1. I DON’T LOVE FAINTLY (OR NOT-EVEN-FAINTLY) MISOGYNISTIC AD PLATFORMS. I mean, that’s what this is, right? I’m sure the people who work on this have a well-worded rationale for aiming Hardee’s/Carl’s Jr. at young men who watch pornography. But let’s not be coy: The fantasy curves. The salacious licking and sultry eyes. The poses, the make-up, the total comfort with the juicy nature of the big burger—I suppose there are women who are empowered by pornography, but there are a whole lot more who are uncomfortable with the idea that they are mostly “about” their bodies. I think Hardee’s/Carl’s Jr. is/are [see #2 in the previous list, dammit] perpetuating the idea that women are a Wonderland, as it were, and that’s about it. Plus these incredible BABES even eat sloppy, like the young men they were put here to please. It’s the punchline of an as-yet-unwritten dirty joke.

2. I DON’T LOVE FEELING LIKE I’VE BEEN HERE ABOUT A MILLION TIMES. I do believe in brand consistency. I do believe in setting up expectations and then meeting them. I don’t know if I believe Hardee’s/Carl’s Jr. ads are anything more than ‘on a rail.’ There are plenty of consistent campaigns out there that continue to find ways to surprise me.
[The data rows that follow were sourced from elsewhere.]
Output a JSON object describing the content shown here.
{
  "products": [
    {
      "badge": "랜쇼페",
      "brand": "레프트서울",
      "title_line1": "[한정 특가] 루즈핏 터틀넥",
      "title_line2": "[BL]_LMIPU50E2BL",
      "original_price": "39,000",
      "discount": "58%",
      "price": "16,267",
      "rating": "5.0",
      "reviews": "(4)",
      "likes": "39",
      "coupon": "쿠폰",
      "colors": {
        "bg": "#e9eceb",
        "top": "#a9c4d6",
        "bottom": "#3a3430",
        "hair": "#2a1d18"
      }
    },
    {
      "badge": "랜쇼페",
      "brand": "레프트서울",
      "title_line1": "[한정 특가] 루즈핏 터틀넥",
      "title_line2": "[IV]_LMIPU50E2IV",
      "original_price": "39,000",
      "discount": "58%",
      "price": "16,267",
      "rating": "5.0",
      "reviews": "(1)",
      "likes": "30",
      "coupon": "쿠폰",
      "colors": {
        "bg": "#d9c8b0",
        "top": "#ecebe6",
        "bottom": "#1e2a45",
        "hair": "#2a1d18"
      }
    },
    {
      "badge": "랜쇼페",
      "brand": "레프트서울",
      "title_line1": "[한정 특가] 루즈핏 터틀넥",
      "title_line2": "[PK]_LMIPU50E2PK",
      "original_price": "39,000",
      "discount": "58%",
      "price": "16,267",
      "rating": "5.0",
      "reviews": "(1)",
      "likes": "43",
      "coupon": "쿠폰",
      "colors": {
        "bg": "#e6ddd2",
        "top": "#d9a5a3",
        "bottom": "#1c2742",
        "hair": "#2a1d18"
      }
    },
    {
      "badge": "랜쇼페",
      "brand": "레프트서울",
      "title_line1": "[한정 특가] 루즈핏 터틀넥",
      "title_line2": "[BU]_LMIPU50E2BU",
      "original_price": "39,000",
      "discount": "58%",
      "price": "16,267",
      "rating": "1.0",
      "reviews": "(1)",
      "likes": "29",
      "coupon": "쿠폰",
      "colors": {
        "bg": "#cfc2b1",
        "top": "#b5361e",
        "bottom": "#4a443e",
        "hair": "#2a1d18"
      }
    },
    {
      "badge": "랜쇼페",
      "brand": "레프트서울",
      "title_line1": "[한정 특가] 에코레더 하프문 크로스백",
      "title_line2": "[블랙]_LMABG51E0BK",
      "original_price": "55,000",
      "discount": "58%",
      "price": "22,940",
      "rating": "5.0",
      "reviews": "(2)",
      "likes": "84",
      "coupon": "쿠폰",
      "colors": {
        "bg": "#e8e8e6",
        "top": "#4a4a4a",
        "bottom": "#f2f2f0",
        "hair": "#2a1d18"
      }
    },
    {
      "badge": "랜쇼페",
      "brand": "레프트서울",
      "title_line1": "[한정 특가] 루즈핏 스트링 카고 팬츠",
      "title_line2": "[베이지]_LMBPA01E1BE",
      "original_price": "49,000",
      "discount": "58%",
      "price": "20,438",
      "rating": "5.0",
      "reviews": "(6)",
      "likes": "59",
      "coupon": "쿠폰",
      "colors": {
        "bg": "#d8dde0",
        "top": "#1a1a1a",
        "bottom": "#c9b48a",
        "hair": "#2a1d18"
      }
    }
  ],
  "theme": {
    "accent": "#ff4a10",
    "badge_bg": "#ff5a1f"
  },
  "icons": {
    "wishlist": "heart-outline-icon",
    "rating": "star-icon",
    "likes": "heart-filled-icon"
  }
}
Hardee’s/Carl’s Jr. is not one of those campains. It never surprises me. It makes me uncomfortable when I’m watching TV with my daughter. It maintains my grudging respect for understanding how the brand would handle any given situation. But it’s starting to wear thin. I get it. Sexy girls will pretend they like your burgers for money, and your audience will show its appreciation by driving up and handing money through a hole in the side of your restaurant.

But I don’t love it if you’re just doing it out of habit, night after night, and the fire is out.